Lozano, a three-year veteran of the Miami force, was suspended with pay pending an investigation into the shooting. The FBI announced Tuesday that it would conduct its own investigation into possible civil-rights violations in the incident. Late Tuesday night, a Miami TV station reported that Lozano had refused to cooperate in the investigation.

The shooting triggered six hours of violence. Police and reporters were pelted with rocks and bottles from highway overpasses and at least two TV vans were torched. There were seven arrests, but no serious injuries were reported. But Tuesday, despite Mayor Suarez`s claim that tranquility had returned to the area, the violence heightened as the day wore on.

A 19-year-old Overtown resident, Derek Mitchell, was grazed by a bullet fired by a motorist hit with rocks thrown by a group of youths on a street corner. The motorist escaped on foot.
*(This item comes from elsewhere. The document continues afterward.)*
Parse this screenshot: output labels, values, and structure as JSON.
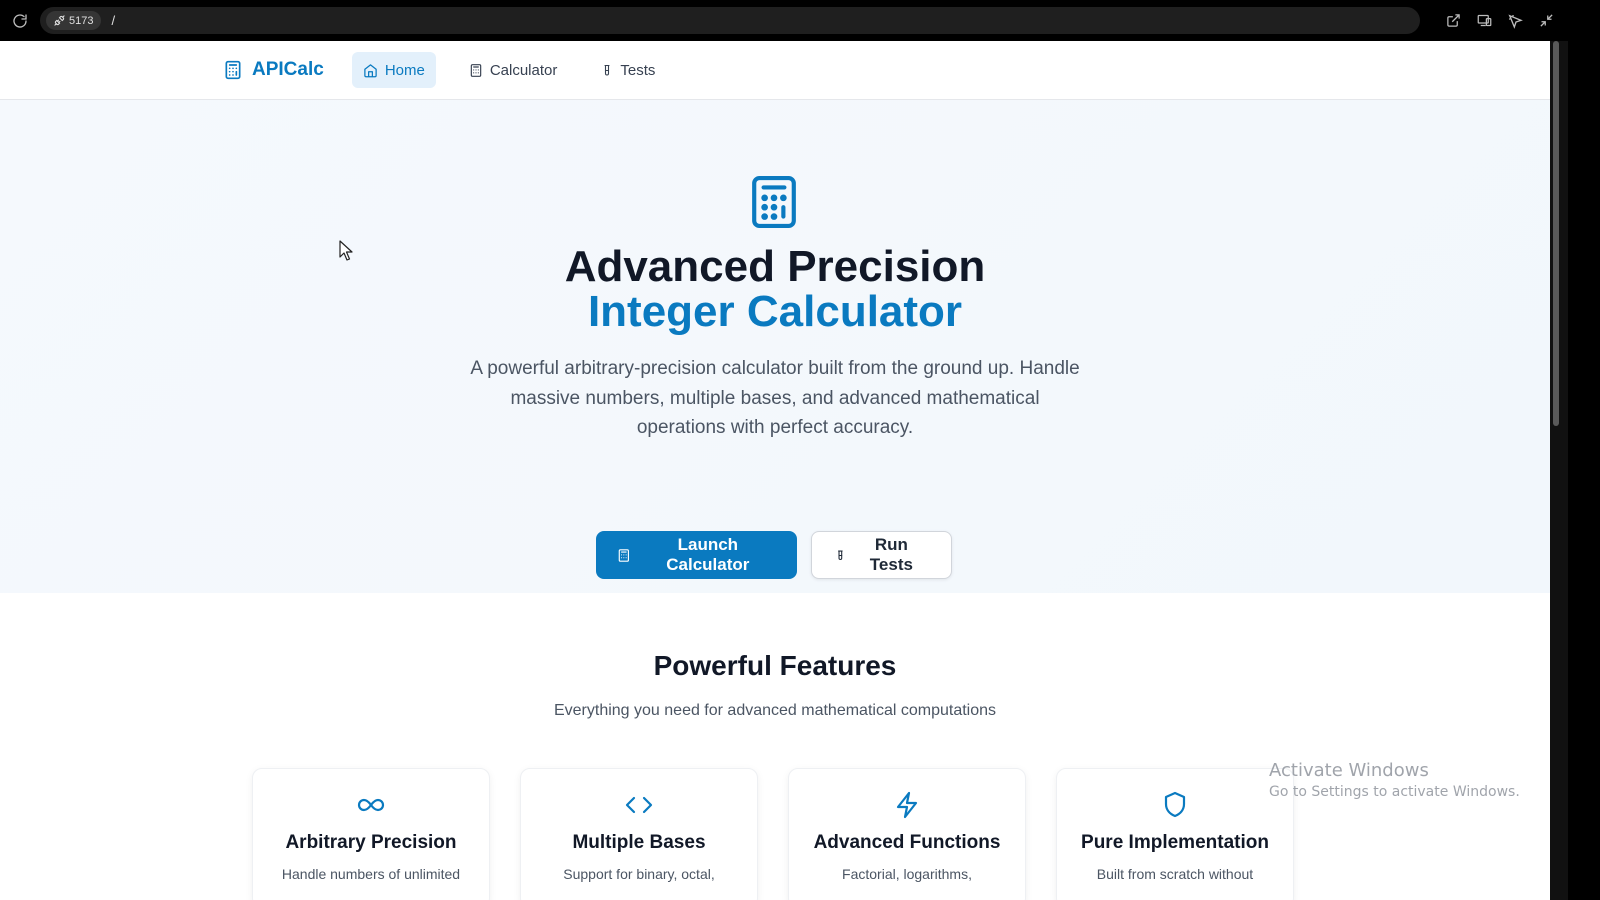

Mitchell was in good condition in a hospital Tuesday night.

Police, reporters and others were targets. Two police vehicles were destroyed. An auto parts warehouse was set on fire and a meat market looted.

Several news reporters and photographers defied police efforts to dissuade people from entering the area.
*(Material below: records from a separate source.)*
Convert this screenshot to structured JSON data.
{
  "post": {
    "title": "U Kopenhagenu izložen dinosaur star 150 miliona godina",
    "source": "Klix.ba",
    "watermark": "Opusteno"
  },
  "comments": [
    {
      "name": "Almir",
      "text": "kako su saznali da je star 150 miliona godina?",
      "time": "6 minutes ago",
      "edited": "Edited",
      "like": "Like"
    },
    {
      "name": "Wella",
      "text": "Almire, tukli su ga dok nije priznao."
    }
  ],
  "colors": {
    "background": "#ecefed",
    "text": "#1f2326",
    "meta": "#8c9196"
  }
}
An Associated Press photographer was beaten, a Chicago Tribune reporter was robbed at gunpoint and a Canadian TV crew was roughed up while their van was battered. On Monday night, the car in which a Houston sportwriter and his wife were riding was hit with bricks but they were unharmed.

Mayor Suarez was praised for his courage by some while others questioned his sanity as he waded into the violent neighborhood Monday and Tuesday, sometimes under a barrage of bottles and rocks. On one early foray, police refused to follow him as he went to console Lloyd`s family.

The mayor pledged quick action in investigating the shooting. He met with black leaders and spoke on a black radio station Tuesday in an attempt to quell the violence.

But the city`s early refusal to cancel the Heat-Suns basketball game became a point of contention with black leaders late Tuesday. City officials had hoped to go ahead and let the game be played as a sign of community stability, but black leaders demanded its cancellation as a sign of concern.

The game was finally canceled by the NBA at the city`s urging just 50 minutes before its scheduled 8 p.m. start, after the windows of four cars near the arena were smashed out and another car was overturned.

Some black leaders were also highly critical of the city`s decision to close five schools and some government offices in the Overtown area Tuesday, claiming that the closures would only heighten tension.

”We ought to be experts in rioting and civil disturbances in this neighborhood but it was stupid to close the schools, especially since most of those kids are bused outside the neighborhood-now you have kids hanging around doing nothing,” said T. Willard Fair, head of the Urban League in Miami

”They also closed down the service agencies where residents get their food stamps and federal cheese, so they are mad about that too,” he added.

Fair said he doubted the disturbance would affect attendance at the Super Bowl, which will be played in Joe Robbie Stadium more than 15 miles away.

”Anybody who would pay $1,000 to watch a football game will not be deterred by the fact that someone was shot in the street last night,” the black leader said.

”If the game was at the Orange Bowl, which is right in the neighborhood, there would probably be some fallout, but you can get to the game and not even know that Overtown exists. It will be safer than ever.”